Almost twenty-five years later, the edges of the hurt have worn down somewhat. But I’m always surprised at how random experiences—something as simple as cooking spaghetti with my daughter—can bring the memories flooding back. Maybe I am more keenly aware of my father because I recently turned forty-four, the age he was when he died. Somehow seeing myself this age and observing my life—my marriage, my family, the various ages and stages of my children—through this perspective makes my father seem less distant to me.
At the same time, knowing I see things from the same time and space that he did when he passed away also makes his death seem more tragic. My oldest child will be leaving home in less than a year. While I still look back and wonder if I gave him everything he needed, I also look forward and know there is still so much more to come. I anticipate witnessing the rest of the “growing up” that my dad missed with his children and is missing with his grandchildren.

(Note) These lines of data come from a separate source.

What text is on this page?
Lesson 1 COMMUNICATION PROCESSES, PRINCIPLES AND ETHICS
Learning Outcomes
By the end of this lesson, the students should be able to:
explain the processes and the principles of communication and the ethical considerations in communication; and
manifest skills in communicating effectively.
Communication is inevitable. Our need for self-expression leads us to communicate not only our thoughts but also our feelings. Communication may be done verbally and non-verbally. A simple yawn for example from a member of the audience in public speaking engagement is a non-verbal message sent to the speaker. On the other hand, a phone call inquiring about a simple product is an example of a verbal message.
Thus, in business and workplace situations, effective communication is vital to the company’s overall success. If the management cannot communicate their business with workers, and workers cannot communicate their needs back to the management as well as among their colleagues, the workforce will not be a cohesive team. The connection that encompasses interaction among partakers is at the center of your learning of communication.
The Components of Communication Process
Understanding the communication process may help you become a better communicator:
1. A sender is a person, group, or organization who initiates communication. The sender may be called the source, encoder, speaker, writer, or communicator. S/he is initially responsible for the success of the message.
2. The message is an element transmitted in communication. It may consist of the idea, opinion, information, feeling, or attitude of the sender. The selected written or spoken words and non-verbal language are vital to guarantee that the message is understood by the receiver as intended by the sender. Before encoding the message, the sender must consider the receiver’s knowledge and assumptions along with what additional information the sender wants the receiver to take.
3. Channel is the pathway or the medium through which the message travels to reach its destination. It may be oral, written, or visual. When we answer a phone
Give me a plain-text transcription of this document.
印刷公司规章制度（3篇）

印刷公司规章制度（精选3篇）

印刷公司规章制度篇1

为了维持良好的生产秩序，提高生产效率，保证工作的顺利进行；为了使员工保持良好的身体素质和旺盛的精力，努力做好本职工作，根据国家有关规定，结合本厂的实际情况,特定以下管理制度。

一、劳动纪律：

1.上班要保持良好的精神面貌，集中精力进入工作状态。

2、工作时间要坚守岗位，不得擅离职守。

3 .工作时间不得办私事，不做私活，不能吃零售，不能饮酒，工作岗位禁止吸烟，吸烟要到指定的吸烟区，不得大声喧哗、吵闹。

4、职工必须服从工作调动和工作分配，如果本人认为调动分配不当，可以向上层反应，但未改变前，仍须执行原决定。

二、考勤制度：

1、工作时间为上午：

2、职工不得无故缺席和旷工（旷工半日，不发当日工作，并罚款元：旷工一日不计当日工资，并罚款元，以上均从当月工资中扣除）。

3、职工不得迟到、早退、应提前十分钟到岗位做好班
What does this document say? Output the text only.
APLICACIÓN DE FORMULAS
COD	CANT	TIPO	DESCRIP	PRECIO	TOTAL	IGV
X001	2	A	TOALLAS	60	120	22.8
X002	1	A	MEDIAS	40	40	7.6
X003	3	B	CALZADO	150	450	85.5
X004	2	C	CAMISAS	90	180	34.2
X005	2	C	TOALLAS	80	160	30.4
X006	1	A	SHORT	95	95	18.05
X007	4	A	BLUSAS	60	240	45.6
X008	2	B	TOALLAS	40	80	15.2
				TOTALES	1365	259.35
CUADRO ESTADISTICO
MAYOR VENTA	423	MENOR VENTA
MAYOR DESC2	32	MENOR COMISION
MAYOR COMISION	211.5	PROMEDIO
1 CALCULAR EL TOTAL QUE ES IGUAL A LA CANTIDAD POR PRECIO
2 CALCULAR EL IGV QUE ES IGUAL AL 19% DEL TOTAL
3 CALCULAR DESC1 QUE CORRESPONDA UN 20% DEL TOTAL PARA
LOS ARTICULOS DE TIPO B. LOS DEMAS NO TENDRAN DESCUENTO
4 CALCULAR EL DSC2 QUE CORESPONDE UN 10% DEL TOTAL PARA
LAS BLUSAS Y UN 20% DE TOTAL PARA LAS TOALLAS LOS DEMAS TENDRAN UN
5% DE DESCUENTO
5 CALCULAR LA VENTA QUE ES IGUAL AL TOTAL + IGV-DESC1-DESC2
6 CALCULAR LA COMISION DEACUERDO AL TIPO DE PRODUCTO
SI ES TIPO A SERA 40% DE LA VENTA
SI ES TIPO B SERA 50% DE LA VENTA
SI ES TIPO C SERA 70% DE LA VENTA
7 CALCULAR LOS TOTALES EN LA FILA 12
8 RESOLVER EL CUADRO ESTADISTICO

My eight-year-old tells me I cannot ever die before he does because he could not live without me. While I know he could survive such a loss, I’d rather he not worry about the uncertainties of the future. So I share the love of family with my children through memories of good times past. I cook pasta with my daughter and tell her about four-foot-long spaghetti. I bake birthday cakes with caramel frosting and show my kids how Dad would snatch away the best we’d saved for last. And I look ahead. I continue to pass on the stories and the love and make a greater effort to play with my kids while we are still together.
And when they leave I always remember to say, “Good-bye, I love you.”